# Differential equation IVP

1. Sep 29, 2011

### fishingspree2

1. The problem statement, all variables and given/known data
Find a particular solution to this IVP:

dy/dx = 1 - 2y
y(0) = 5/2

2. The attempt at a solution
I find -0.5 *ln (1- 2y) = x + C

However, y = 5/2 gives ln(-4), which is a problem....Have I done something wrong? Any suggestions please? How to find a family of solutions that would be defined for the given point? Thank you.

2. Sep 29, 2011

### HallsofIvy

The integral of 1/x is ln|x|, not ln(x)!

Often the distinction is not important but this is one problem where it is crucial.

3. Sep 29, 2011

### dynamicsolo

If we look at the differential equation, y' = 1 - 2y , we see that y' = 0 for y = 1/2 . This is what is sometimes called a "stationary solution" (also referred to as the "trivial" solution). If the initial value for y (for any time choice) were 1/2 , the value of y would remain at 1/2 forever. For any initial value y(0) < 1/2 , the function for y will have y' > 0 , with y' becoming smaller as y increases toward 1/2 . By the same token, for any initial value y(0) > 1/2 , y' < 0 , meaning that y will decline toward 1/2 , and at ever slower rates as y approaches that value.

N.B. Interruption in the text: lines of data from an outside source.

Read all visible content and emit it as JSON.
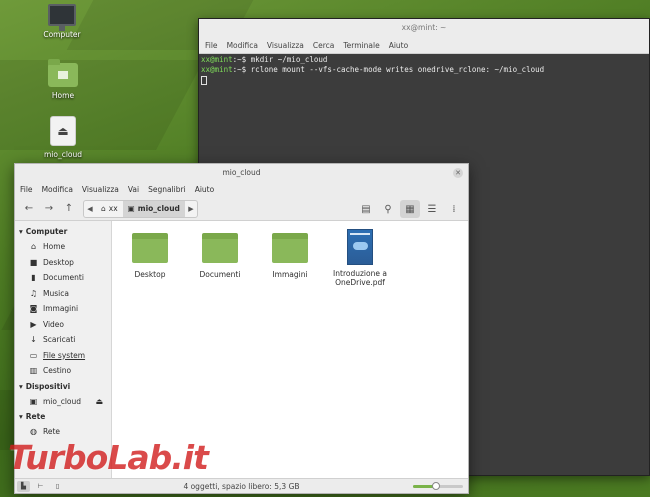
{
  "desktop": {
    "icons": [
      {
        "label": "Computer",
        "icon": "monitor-icon"
      },
      {
        "label": "Home",
        "icon": "home-folder-icon"
      },
      {
        "label": "mio_cloud",
        "icon": "drive-icon"
      }
    ],
    "watermark": "TurboLab.it"
  },
  "terminal": {
    "title": "xx@mint: ~",
    "menu": [
      "File",
      "Modifica",
      "Visualizza",
      "Cerca",
      "Terminale",
      "Aiuto"
    ],
    "lines": [
      {
        "prompt": "xx@mint",
        "rest": ":~$ mkdir ~/mio_cloud"
      },
      {
        "prompt": "xx@mint",
        "rest": ":~$ rclone mount --vfs-cache-mode writes onedrive_rclone: ~/mio_cloud"
      }
    ]
  },
  "file_manager": {
    "title": "mio_cloud",
    "menu": [
      "File",
      "Modifica",
      "Visualizza",
      "Vai",
      "Segnalibri",
      "Aiuto"
    ],
    "breadcrumbs": [
      {
        "label": "xx",
        "icon": "home-icon"
      },
      {
        "label": "mio_cloud",
        "icon": "drive-icon"
      }
    ],
    "sidebar": {
      "sections": [
        {
          "title": "Computer",
          "items": [
            {
              "label": "Home",
              "icon": "home-icon"
            },
            {
              "label": "Desktop",
              "icon": "desktop-icon"
            },
            {
              "label": "Documenti",
              "icon": "document-icon"
            },
            {
              "label": "Musica",
              "icon": "music-icon"
            },
            {
              "label": "Immagini",
              "icon": "camera-icon"
            },
            {
              "label": "Video",
              "icon": "video-icon"
            },
            {
              "label": "Scaricati",
              "icon": "download-icon"
            },
            {
              "label": "File system",
              "icon": "filesystem-icon"
            },
            {
              "label": "Cestino",
              "icon": "trash-icon"
            }
          ]
        },
        {
          "title": "Dispositivi",
          "items": [
            {
              "label": "mio_cloud",
              "icon": "drive-icon"
            }
          ]
        },
        {
          "title": "Rete",
          "items": [
            {
              "label": "Rete",
              "icon": "network-icon"
            }
          ]
        }
      ]
    },
    "files": [
      {
        "name": "Desktop",
        "type": "folder"
      },
      {
        "name": "Documenti",
        "type": "folder"
      },
      {
        "name": "Immagini",
        "type": "folder"
      },
      {
        "name": "Introduzione a OneDrive.pdf",
        "type": "pdf"
      }
    ],
    "status": "4 oggetti, spazio libero: 5,3 GB",
    "zoom_level": 0.45
  }
}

This results in two cases for the IVP then:

for y(0) < 1/2 , the integration gives -0.5 ln ( 1 - 2y ) = x + C , which leads to an acceptable value for C because ( 1 - 2y ) is always positive;

but for y(0) > 1/2 , the integration gives -0.5 ln ( 2y - 1 ) = x + C , which makes the argument of the logarithm positive and maintains the values y will pass through within the domain of the function (and so will give a sensible value for C).

This is what is contained in the standard result for this problem, y = -0.5 ln | 1 - 2y | = x + C : the presence of the absolute value signals that there are two cases to consider (sadly, a matter often inadequately covered in introductory DE courses).